I am trying to generate data from a multinomial distribution in R using the function rmultinom, but I am having some problems. The fact is that I want a data frame of 50 rows and 20 columns and a total sum of the outcomes equal to 3 times n*p.
I am using this code:
p <- 20
n <- 50
N <- 3*(n*p)
prob_true <- rep(1/p, p)
a <- rmultinom(50, N, prob_true)
But I get some very strange results and a data frame with 20 rows and 50 columns. How can I solve this problem?
Thanks in advance!
The help available at ?rmultinom
says that n
in rmultinom(n, size, prob)
is:
"number of random vectors to draw"
And size
is:
"specifying the total number of objects that are put into K boxes in the typical multinomial experiment"
And the help says that the output is: "For rmultinom(), an integer K x n matrix where each column is a random vector generated according to the desired multinomial law, and hence summing to size"

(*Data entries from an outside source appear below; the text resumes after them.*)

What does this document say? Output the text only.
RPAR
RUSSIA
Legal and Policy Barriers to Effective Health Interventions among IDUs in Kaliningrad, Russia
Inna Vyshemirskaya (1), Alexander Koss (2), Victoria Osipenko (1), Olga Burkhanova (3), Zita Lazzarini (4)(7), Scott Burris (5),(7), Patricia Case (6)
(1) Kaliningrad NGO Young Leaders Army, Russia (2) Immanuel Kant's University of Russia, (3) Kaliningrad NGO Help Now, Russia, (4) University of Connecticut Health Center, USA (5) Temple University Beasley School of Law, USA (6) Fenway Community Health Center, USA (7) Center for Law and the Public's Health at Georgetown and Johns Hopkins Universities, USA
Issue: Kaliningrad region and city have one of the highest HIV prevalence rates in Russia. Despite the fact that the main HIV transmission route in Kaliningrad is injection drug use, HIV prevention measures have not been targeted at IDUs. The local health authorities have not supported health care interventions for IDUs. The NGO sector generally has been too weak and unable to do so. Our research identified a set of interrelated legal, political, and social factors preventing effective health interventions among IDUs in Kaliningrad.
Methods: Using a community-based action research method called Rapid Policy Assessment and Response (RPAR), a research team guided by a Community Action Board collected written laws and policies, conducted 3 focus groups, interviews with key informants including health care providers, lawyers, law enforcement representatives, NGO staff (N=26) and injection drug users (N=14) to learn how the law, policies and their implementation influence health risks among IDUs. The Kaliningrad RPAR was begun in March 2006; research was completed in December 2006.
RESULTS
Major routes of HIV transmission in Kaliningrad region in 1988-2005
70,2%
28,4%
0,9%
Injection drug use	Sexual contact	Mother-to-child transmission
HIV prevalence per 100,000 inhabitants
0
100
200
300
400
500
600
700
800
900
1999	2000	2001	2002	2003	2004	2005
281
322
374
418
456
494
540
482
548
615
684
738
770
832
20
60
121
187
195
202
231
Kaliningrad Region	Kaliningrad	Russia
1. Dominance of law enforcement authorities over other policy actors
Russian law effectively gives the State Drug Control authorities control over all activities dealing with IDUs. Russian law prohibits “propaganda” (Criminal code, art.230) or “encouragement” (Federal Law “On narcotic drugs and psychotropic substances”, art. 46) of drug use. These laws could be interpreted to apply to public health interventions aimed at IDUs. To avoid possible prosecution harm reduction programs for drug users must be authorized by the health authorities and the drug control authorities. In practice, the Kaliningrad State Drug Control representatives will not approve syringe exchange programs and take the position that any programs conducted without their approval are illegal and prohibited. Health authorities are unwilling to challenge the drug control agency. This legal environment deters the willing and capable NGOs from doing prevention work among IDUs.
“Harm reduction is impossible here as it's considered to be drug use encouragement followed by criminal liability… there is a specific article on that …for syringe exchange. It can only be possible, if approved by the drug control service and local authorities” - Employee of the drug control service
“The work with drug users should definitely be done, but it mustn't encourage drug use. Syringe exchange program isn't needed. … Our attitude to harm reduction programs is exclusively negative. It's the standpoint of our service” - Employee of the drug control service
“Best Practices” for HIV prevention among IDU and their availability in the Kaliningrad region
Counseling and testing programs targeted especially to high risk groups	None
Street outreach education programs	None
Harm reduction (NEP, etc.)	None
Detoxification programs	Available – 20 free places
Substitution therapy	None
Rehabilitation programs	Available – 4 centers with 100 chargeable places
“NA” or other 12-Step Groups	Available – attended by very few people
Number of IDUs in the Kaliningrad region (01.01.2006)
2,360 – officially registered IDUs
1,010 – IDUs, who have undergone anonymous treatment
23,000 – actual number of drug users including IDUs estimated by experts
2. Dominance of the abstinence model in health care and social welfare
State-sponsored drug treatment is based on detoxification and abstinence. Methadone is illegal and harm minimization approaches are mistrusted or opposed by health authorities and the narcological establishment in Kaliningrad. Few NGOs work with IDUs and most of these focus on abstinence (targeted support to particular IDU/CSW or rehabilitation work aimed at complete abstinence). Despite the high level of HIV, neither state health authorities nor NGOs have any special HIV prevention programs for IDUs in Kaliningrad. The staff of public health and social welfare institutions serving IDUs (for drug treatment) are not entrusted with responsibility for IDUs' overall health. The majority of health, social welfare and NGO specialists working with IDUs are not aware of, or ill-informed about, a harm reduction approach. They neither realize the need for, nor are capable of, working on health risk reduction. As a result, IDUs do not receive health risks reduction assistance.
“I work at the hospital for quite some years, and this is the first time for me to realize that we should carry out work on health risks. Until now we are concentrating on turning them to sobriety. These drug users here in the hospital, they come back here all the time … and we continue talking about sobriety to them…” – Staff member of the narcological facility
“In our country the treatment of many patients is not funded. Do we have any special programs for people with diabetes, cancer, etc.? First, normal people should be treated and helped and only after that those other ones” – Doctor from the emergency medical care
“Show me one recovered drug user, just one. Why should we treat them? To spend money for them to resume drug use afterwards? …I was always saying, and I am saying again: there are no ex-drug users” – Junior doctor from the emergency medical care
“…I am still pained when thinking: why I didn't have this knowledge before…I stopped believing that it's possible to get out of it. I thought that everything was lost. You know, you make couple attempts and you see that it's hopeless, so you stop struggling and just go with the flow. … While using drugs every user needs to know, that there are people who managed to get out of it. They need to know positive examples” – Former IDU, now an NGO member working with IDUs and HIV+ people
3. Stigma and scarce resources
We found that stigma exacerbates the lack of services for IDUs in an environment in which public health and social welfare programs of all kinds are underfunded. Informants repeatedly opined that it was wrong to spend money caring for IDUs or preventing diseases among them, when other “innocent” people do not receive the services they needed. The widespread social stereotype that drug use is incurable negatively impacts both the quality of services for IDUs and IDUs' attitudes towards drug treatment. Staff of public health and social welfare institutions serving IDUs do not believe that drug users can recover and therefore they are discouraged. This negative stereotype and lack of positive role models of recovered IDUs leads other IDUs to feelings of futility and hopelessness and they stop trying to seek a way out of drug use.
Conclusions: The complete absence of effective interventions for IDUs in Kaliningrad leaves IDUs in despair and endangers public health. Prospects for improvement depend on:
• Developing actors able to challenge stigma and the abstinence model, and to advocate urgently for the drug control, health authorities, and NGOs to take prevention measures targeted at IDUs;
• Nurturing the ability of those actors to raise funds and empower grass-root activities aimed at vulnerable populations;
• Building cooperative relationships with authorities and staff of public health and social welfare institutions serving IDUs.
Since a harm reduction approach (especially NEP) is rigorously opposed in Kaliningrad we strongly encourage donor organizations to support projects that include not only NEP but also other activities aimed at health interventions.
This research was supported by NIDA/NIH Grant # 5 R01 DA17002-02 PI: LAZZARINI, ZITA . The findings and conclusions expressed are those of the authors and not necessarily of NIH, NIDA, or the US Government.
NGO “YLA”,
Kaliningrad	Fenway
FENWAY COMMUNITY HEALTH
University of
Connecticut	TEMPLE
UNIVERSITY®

So you're asking for 50 vectors/variables with a total number of "objects" equal to 3000, so each column is drawn as a vector that sums to 3000.
colSums(a)
does result in 3000
.
Do you want your vectors/variables as rows? Then this would work just by transposing a
:
t(a)
but if you want 20 columns, each that is its own variable, you would need to switch your n
and p
(I also subbed in n
in the rmultinom
call):
n <- 20
p <- 50
N <- 3*(n*p)
prob_true <- rep(1/p, p)
a <- rmultinom(n, N, prob_true)